Вилла на холме была окружена огромным парком. Если же быть точнее, в двух шагах от старинной крепости находились постройки монастыря, упраздненного в начале XIX века, вокруг которых простирались некогда монастырские поля и луга; в 1880 году главный монастырский корпус переделали в частное здание. Парк походил скорее на некий огромный фруктовый сад, откуда открывался прекрасный вид на город. Повсюду прямо в траве или в нишах здания стояли скульптуры Эрнста Пиреуса: прекрасные, полные сил юноши и девушки, изваянные в неоклассическом стиле из белого мрамора или алебастра и от того казавшиеся еще более в духе Кановы[70].
Погода стояла отменная. Г-жа Шёнберг поджидала гостя, сидя у каменного стола на пригорке. Внизу протекала река, открывался вид на аристократические кварталы города, знаменитый купол собора. Туристов видно не было, их гомон сюда не долетал, и тем не менее место это находилось в нескольких сотнях метров от загаженной ими Ратушной площади. Сад, беседки, цветы ириса, росшие в беспорядке, не имели ничего общего с благородной строгостью парков и вилл, где успел побывать Жюльен: это была гавань покоя и прелести у самых подступов к Н.
— Я не позволила вашему высокому гостю нарушить своим присутствием покой этого уголка, — сказала хозяйка, приглашая Жюльена садиться.
Но поскольку она никак не пояснила свои слова, консул не знал, что отвечать.
Появление Джорджо Амири рассеяло замешательство.

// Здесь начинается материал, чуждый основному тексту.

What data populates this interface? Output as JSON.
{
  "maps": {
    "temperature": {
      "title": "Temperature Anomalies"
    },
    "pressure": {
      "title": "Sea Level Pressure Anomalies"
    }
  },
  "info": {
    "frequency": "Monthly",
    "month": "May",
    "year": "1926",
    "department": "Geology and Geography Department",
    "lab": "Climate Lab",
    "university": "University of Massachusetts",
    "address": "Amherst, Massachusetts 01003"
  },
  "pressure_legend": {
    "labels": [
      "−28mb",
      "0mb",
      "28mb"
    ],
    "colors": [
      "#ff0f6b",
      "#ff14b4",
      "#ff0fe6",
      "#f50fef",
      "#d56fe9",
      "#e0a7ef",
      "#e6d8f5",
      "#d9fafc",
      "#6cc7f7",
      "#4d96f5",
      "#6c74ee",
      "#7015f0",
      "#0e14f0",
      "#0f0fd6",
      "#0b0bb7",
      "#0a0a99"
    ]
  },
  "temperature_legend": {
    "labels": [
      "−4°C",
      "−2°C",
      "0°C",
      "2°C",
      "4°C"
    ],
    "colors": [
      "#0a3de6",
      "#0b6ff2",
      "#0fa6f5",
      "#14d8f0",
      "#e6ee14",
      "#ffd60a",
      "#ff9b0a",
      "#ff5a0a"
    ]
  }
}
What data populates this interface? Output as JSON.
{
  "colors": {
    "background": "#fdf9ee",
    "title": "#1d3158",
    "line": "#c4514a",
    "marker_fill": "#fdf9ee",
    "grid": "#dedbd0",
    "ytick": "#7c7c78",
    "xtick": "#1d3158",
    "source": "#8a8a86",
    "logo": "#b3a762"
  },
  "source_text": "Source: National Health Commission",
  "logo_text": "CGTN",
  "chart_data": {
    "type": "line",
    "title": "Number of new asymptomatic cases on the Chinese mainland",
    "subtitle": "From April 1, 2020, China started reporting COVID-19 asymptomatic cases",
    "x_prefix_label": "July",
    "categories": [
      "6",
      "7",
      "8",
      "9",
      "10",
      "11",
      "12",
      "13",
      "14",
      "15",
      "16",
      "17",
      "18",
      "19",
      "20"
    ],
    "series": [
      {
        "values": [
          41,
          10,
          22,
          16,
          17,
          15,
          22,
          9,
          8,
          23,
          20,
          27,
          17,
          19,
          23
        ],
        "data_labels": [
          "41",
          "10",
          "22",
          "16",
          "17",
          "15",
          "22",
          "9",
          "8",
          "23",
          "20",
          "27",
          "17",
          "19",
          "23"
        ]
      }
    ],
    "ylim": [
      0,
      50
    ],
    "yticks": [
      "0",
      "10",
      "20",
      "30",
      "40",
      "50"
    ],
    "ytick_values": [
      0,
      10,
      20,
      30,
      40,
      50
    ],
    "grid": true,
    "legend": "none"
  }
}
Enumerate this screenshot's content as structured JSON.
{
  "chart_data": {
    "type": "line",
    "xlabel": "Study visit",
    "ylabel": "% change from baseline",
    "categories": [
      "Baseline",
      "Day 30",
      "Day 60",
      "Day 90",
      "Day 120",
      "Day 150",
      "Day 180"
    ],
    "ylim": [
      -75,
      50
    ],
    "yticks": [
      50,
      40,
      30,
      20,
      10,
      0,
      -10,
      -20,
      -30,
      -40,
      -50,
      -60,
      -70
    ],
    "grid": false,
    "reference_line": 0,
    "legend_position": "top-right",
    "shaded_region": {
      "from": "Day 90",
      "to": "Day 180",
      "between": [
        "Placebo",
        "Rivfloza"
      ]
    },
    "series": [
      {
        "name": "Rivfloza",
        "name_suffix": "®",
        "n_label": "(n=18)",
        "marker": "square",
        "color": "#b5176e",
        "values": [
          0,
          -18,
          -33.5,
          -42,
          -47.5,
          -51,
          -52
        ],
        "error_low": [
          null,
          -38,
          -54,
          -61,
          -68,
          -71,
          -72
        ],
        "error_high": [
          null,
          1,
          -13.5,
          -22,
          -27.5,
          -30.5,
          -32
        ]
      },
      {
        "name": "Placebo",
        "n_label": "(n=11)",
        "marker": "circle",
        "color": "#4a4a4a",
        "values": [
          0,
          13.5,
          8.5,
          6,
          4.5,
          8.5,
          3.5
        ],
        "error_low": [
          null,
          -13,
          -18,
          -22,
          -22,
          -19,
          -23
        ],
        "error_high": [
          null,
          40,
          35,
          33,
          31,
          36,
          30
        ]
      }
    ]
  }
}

Он заметно постарел с тех пор, как Жюльен навестил его в первый раз. И был очень слаб. Двое слуг почти несли его к беседке, где был приготовлен чай. Он тут же пустился в восторженное описание творчества, которому до самой кончины не изменял Юлиус Шёнберг. Намекнул и на виновников его смерти, которых нужно было искать неподалеку, но вдова преследователя нацистов не дала увлечь себя на эту стезю.
Жюльен отдавал себе отчет, что в самом или почти самом сердце Н. он попал в двусмысленное положение: Лионелла Шёнберг занимала стратегическую позицию на шахматной доске этого небольшого замкнутого общества, подвергнутого ею строгому осуждению. Сидящий напротив нее Джорджо Амири сохранял нейтралитет. Он принимал участие в жизни Н., но относился к ней без снисхождения. Может быть, его лишь терпели, поскольку он был слишком хорошо осведомлен о тысяче и одной интриге, составлявших живую ткань этого микрокосма. Хотя хозяйка воздерживалась от разговора о скульптурах своего дяди или музыке своего мужа, Жюльен мало-помалу начал понимать, какое воздействие на окружающих она оказывала. В ее бледно-голубом взгляде была некая удивленная невинность, превращавшаяся в упрямую непримиримость, стоило этой голубизне побелеть. Он догадывался, что так или иначе премьер-министр напросился к ней в надежде очаровать ее, пустив в ход свое испытанное обаяние. Но для чего? Надеялся ли он, подобно Рихарду Фальку, испросить прощение в чем-то? Или же хотел вот в этом самом саду вновь напасть на след того, в чем ему было когда-то отказано? Когда она предавалась воспоминаниям о пальцах своего мужа, исполнявшего одну из последних сонат Бетховена, синева ее глаз стала почти белой.